LaPlume acknowledged that self-sufficiency may be a long way off for some and not realistic.
Gates is diagnosed with schizophrenia. At his apartment with LaPlume one day recently, Gates pointed to a typewriter on the floor beneath a stack of paper resting on a windowsill. He said had written a "hypothesis" on his illness and eventually wants to become a "neurologist and an archaeologist."
"It's a complicated illness," he said. "It has a lot to do with social disorder."
On his forearm, Gates has a scar about the size of a quarter. It's from a gunshot wound he received during a robbery in Forest Park a few years ago, he said.
Speakers on a computer in the kitchen blared rap music. The screen flashed Gates' digital artwork.
As he was driving away, LaPlume said, "I'd love to see him get stable mentally and work on his passion for doing something with art."

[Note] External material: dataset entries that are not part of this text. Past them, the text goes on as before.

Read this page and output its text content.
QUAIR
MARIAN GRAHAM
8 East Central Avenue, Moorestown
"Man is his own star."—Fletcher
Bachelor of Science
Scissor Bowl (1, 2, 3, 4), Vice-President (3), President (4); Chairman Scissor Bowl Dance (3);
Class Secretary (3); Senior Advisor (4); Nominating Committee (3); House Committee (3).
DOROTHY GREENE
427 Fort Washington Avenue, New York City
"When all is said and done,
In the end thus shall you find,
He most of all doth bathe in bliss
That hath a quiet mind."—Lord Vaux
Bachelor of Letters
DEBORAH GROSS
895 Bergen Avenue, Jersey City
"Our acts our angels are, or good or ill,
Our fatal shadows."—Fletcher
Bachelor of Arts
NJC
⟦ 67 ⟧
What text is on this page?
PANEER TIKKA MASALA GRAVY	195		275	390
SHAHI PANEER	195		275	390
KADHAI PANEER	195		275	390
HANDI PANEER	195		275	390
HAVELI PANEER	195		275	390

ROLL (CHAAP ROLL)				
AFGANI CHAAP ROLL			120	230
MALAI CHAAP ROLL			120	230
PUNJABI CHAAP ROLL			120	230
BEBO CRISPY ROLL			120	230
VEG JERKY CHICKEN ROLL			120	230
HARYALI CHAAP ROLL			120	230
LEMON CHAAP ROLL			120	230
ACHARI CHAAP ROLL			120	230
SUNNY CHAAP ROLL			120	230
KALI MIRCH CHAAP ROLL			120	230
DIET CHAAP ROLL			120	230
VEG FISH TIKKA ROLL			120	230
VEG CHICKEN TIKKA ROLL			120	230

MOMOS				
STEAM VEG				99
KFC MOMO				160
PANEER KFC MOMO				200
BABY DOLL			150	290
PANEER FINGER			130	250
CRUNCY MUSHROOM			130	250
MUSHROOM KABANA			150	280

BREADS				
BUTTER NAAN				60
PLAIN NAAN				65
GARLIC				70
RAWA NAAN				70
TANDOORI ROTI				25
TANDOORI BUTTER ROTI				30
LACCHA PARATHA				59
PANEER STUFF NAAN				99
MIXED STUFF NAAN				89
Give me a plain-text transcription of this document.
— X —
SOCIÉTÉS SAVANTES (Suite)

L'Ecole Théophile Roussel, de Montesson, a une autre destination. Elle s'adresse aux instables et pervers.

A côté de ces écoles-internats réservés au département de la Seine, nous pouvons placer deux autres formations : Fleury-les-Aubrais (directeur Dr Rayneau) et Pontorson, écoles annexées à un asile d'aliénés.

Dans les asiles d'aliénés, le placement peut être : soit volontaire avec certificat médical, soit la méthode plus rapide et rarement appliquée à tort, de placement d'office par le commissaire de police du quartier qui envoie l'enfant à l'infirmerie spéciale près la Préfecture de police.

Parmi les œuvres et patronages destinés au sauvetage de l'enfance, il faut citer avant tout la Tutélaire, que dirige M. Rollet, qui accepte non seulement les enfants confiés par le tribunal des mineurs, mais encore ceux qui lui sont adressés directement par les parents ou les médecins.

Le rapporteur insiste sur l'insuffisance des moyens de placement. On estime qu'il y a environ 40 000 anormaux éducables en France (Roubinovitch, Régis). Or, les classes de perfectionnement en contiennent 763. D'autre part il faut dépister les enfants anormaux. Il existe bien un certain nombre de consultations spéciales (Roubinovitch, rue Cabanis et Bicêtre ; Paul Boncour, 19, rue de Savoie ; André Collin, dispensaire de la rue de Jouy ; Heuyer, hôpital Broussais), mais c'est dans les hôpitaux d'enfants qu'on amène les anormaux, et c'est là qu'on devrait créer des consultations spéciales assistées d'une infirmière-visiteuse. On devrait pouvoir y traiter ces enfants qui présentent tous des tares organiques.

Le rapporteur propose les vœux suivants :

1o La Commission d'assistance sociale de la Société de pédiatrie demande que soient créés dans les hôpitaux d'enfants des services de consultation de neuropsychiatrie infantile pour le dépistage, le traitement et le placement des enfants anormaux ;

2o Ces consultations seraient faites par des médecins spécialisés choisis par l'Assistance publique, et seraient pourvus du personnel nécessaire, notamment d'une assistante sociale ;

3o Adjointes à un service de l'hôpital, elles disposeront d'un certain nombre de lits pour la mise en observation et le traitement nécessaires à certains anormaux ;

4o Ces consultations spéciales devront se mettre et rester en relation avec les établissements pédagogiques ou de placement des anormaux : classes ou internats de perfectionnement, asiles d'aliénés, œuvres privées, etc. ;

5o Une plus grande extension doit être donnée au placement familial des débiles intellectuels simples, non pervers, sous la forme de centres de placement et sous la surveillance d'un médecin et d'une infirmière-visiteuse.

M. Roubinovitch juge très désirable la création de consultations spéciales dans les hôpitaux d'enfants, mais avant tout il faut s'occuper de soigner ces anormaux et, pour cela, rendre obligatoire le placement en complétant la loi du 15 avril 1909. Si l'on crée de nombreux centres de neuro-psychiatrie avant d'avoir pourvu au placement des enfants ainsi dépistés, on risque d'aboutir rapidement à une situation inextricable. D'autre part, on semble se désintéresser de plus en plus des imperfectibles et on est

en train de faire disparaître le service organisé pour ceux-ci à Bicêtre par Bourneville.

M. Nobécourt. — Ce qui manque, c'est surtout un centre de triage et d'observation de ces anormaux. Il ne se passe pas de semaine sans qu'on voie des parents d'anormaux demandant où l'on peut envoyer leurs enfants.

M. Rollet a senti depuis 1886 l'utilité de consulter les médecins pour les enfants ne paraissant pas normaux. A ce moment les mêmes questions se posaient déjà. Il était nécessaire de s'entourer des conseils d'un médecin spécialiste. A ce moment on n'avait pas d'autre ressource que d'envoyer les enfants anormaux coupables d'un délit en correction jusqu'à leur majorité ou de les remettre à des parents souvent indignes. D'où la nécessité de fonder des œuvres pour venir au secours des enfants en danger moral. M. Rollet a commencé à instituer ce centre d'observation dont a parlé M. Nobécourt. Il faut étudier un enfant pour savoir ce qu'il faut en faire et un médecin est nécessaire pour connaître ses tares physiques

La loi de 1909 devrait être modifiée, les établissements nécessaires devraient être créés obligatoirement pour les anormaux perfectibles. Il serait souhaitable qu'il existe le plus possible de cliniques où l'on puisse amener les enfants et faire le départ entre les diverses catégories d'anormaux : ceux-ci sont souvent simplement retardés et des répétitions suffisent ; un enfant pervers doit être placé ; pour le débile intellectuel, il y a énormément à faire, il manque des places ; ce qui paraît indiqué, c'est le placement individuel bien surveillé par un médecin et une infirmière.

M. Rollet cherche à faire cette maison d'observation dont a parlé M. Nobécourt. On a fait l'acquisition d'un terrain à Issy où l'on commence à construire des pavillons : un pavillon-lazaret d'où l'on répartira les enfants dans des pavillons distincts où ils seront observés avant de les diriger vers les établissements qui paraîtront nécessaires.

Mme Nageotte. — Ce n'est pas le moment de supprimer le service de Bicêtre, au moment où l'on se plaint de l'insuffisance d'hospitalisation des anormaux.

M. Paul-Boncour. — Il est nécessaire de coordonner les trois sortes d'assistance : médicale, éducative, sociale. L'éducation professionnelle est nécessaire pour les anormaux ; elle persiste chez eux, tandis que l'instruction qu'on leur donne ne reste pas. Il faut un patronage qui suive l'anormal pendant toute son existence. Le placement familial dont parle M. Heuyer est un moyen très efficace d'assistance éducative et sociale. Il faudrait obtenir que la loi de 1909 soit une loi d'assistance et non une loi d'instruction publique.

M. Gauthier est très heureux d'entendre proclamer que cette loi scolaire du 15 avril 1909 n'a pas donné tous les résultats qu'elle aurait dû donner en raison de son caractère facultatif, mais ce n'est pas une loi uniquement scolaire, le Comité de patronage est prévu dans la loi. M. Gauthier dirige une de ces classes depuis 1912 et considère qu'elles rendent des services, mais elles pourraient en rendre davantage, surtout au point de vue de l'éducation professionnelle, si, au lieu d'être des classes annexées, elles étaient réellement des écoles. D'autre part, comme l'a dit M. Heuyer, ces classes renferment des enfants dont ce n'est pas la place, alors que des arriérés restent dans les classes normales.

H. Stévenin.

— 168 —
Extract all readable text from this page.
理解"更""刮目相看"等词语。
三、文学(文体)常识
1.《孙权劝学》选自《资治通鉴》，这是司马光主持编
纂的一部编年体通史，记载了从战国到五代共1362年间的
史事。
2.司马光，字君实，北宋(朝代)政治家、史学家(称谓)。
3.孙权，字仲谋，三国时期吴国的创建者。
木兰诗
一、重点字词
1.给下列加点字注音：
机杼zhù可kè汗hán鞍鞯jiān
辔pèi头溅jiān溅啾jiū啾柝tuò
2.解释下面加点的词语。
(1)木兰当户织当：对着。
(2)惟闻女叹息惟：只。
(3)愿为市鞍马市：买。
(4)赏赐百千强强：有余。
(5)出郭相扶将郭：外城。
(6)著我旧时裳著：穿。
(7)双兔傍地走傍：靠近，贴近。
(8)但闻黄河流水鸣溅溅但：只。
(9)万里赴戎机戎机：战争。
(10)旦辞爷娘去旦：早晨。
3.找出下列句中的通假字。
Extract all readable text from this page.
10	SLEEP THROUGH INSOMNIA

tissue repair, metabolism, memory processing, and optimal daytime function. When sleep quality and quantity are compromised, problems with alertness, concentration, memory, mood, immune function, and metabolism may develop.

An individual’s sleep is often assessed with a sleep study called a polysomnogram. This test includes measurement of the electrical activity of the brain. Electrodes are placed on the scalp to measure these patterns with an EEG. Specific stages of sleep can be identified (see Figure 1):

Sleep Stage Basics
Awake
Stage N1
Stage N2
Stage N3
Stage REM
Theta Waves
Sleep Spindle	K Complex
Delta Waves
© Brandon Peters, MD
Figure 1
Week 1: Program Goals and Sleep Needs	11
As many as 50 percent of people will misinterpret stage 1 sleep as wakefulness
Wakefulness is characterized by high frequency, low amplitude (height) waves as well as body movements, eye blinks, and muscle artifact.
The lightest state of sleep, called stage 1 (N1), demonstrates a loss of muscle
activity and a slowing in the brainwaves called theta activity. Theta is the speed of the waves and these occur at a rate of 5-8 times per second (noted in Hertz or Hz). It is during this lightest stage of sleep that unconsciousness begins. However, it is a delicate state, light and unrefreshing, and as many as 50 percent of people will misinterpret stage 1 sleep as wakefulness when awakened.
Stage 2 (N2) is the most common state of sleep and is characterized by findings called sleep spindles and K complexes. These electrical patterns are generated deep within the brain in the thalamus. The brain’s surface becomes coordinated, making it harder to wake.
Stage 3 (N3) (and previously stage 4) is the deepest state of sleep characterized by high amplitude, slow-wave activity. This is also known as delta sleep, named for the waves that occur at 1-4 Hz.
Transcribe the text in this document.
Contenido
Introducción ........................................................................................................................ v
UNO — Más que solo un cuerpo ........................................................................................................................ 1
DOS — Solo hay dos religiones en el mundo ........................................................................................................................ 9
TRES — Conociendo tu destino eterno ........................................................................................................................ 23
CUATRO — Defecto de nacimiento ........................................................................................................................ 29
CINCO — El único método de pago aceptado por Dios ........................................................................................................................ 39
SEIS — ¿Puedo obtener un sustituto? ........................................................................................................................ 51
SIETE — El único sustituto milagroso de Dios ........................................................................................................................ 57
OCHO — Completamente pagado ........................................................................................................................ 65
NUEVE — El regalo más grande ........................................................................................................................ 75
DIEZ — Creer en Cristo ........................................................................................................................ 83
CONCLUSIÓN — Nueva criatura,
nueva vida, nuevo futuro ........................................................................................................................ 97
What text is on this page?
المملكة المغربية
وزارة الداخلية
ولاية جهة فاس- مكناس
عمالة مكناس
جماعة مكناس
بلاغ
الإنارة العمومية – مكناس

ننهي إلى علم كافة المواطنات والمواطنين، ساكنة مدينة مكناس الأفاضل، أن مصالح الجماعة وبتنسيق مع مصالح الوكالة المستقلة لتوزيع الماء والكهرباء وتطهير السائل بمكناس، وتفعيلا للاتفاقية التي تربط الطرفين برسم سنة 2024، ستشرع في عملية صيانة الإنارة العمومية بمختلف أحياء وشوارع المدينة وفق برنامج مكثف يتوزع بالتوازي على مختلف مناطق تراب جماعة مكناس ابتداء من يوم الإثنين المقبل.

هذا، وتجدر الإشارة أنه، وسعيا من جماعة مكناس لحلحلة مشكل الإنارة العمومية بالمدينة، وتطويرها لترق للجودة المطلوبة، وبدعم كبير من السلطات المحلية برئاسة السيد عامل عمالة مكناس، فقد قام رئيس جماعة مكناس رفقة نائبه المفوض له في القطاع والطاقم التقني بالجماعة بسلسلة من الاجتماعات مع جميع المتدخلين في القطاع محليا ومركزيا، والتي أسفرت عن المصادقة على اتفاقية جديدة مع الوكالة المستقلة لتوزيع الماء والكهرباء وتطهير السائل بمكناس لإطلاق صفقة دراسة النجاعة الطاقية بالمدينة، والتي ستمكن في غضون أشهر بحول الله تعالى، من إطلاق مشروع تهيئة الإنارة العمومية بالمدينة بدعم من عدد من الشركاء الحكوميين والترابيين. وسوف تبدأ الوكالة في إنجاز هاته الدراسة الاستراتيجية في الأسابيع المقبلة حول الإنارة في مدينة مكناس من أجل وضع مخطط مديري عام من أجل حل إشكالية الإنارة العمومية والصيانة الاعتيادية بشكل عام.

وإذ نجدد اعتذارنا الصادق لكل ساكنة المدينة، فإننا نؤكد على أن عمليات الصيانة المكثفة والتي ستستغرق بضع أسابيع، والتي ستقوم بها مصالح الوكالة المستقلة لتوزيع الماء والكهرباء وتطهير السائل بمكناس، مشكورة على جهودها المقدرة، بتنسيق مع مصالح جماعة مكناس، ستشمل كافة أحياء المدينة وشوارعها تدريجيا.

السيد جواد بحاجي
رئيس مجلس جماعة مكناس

LaPlume is still trying to learn more about Smith's problems. Smith lives on the first floor of another four-family apartment near the intersection of South Grand Boulevard and Gravois Avenue. When LaPlume showed up recently, Smith was busy trying to pick the carrots out of a bowl of beef stew.
Smith said he suffered from carpal tunnel syndrome, narcolepsy and depression.
So far, Smith said, he enjoyed having a roof over his head but couldn't say how long he would remain in the apartment.
"If things work out, I'll stay," he said. "If not, I'm gone."